White Sox free agent signing gives NY Mets fans an added appreciation for Brett Baty

One first-rounder is fighting for relevancy. The other appears to be on the rise.
New York Mets v. Miami Marlins
New York Mets v. Miami Marlins | Lucas Casel/GettyImages


At only 26, Jarred Kelenic’s next goal will be to make the Chicago White Sox roster. Easier said than done. Rather than sign him for a cheap major league contract, the former New York Mets first round pick is going to Chicago on a minor league pact with an invite to camp.

A whirlwind career that began with the Seattle Mariners hitting under .200 in his first two seasons, Kelenic spent the last two seasons with the Atlanta Braves kind of doing the same bottoming out. Now a .211/.282/.376 hitter with a 30.6% strikeout rate, it’s fair to classify him as a bust.

The sixth overall pick from the 2018 draft hasn’t worked out well at either major league stop since the Mets traded him prior to the 2019 season.

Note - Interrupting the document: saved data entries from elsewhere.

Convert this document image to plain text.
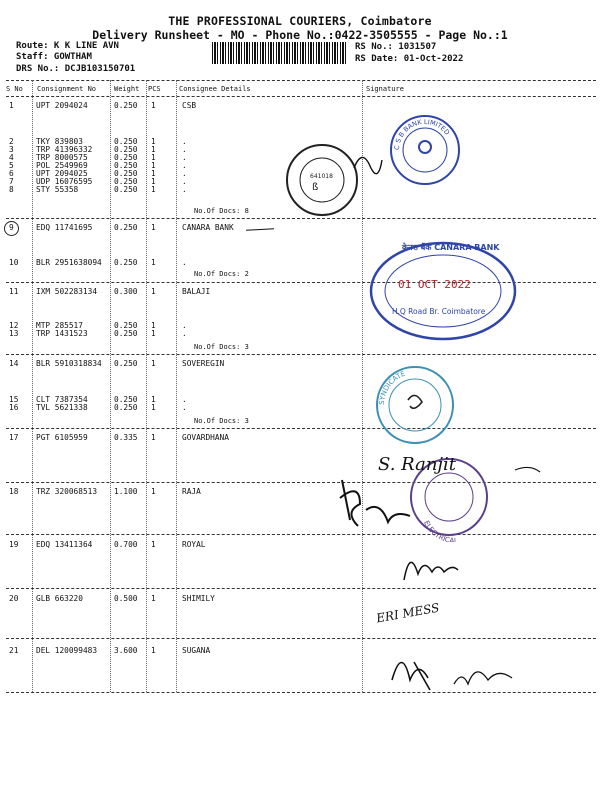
THE PROFESSIONAL COURIERS, Coimbatore
Delivery Runsheet - MO - Phone No.:0422-3505555 - Page No.:1
Route: K K LINE AVN
Staff: GOWTHAM
DRS No.: DCJB103150701
RS No.: 1031507
RS Date: 01-Oct-2022
S No Consignment No	Weight PCS	Consignee Details	Signature
1	UPT 2094024	0.250 1	CSB
2	TKY 839803	0.250 1	.
3	TRP 41396332	0.250 1	.
4	TRP 8000575	0.250 1	.
5	POL 2549969	0.250 1	.
6	UPT 2094025	0.250 1	.
7	UDP 16076595	0.250 1	.
8	STY 55358	0.250 1	.
9	EDQ 11741695	0.250 1	CANARA BANK
10 BLR 2951638094 0.250 1	.
11 IXM 502283134 0.300 1	BALAJI
12 MTP 285517	0.250 1	.
13 TRP 1431523	0.250 1	.
14 BLR 5910318834 0.250 1	SOVEREGIN
15 CLT 7387354	0.250 1	.
16 TVL 5621338	0.250 1	.
17 PGT 6105959	0.335 1	GOVARDHANA
18 TRZ 320068513 1.100 1	RAJA
19 EDQ 13411364	0.700 1	ROYAL
20 GLB 663220	0.500 1	SHIMILY
21 DEL 120099483 3.600 1	SUGANA
No.Of Docs: 8
No.Of Docs: 2
No.Of Docs: 3
No.Of Docs: 3
641018
ß
C S B BANK LIMITED
केनरा बैंक CANARA BANK
01 OCT 2022
H.Q Road Br. Coimbatore
SYNDICATE
ELECTRICAL
S. Ranjit
ERI MESS
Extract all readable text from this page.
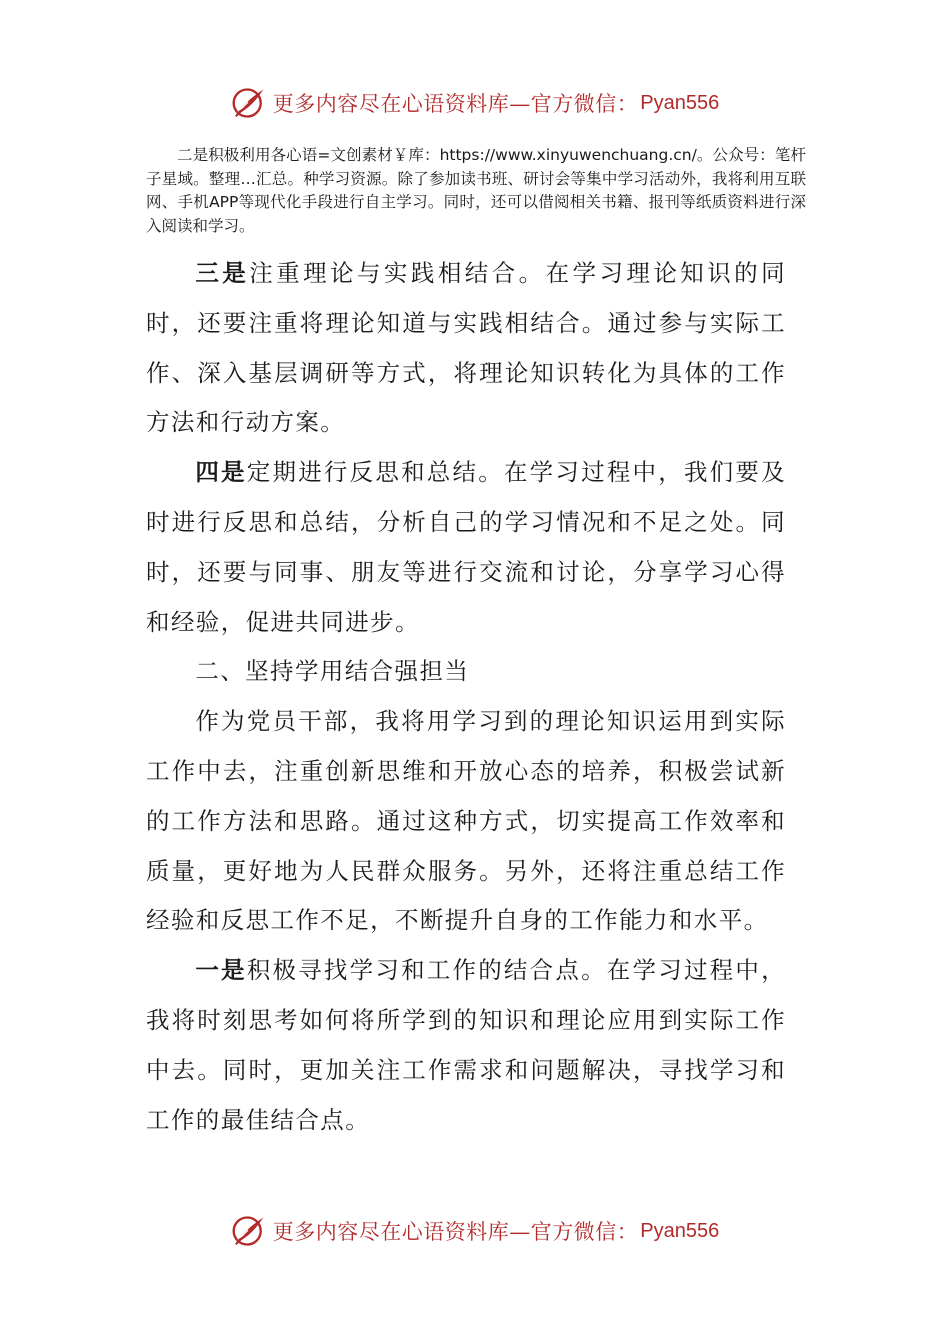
更多内容尽在心语资料库—官方微信： Pyan556

二是积极利用各心语=文创素材￥库：https://www.xinyuwenchuang.cn/。公众号：笔杆子星域。整理…汇总。种学习资源。除了参加读书班、研讨会等集中学习活动外，我将利用互联网、手机APP等现代化手段进行自主学习。同时，还可以借阅相关书籍、报刊等纸质资料进行深入阅读和学习。

三是注重理论与实践相结合。在学习理论知识的同时，还要注重将理论知道与实践相结合。通过参与实际工作、深入基层调研等方式，将理论知识转化为具体的工作方法和行动方案。

四是定期进行反思和总结。在学习过程中，我们要及时进行反思和总结，分析自己的学习情况和不足之处。同时，还要与同事、朋友等进行交流和讨论，分享学习心得和经验，促进共同进步。

二、坚持学用结合强担当

作为党员干部，我将用学习到的理论知识运用到实际工作中去，注重创新思维和开放心态的培养，积极尝试新的工作方法和思路。通过这种方式，切实提高工作效率和质量，更好地为人民群众服务。另外，还将注重总结工作经验和反思工作不足，不断提升自身的工作能力和水平。

一是积极寻找学习和工作的结合点。在学习过程中，我将时刻思考如何将所学到的知识和理论应用到实际工作中去。同时，更加关注工作需求和问题解决，寻找学习和工作的最佳结合点。

更多内容尽在心语资料库—官方微信： Pyan556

Settling on a minor league contract this winter should only have us feeling a little more appreciation for the direction fellow Mets first-round pick Brett Baty appears to be headed.

Brett Baty is trending up while Jarred Kelenic might have already peaked

A year after taking Kelenic in the first round, the Mets selected Baty with their first-round selection. It took him a while, struggling in 2023 and 2024. Even 2025 included a minor league demotion.

However, his overall results in 2025 were inspiring for what’s to come next. Baty’s trajectory is more common for a young player on the rise even if it wasn’t done to perfection.

A better defensive season and the ability to do more than play third base, we saw Baty finally explode with some power. 18 of his career 33 home runs came last year. Slashing .254/.313/.435 overall, he gave the Mets a promising year that suggests he’s nearing a finished product.

Although many of the Mets pitchers and even some hitters faded down the stretch, Baty had awesome numbers in the second half. He hit .291/.353/.477 with 9 home runs in those final 190 trips to the plate after the All-Star Break.

Baty will enter his age 26 season in 2026 with fewer doubts about his place on the team. Third base belongs to him right now with little competition unlike the past when Mark Vientos and Ronny Mauricio were viewed as possible hot corner thieves. Less pressure in that regard, witnessing how rapidly Kelenic has fallen from only a slight rise in comparison to Baty should have us feeling a little more appreciative. He still needs to go out and improve upon last year’s result. Is there any doubt he won’t?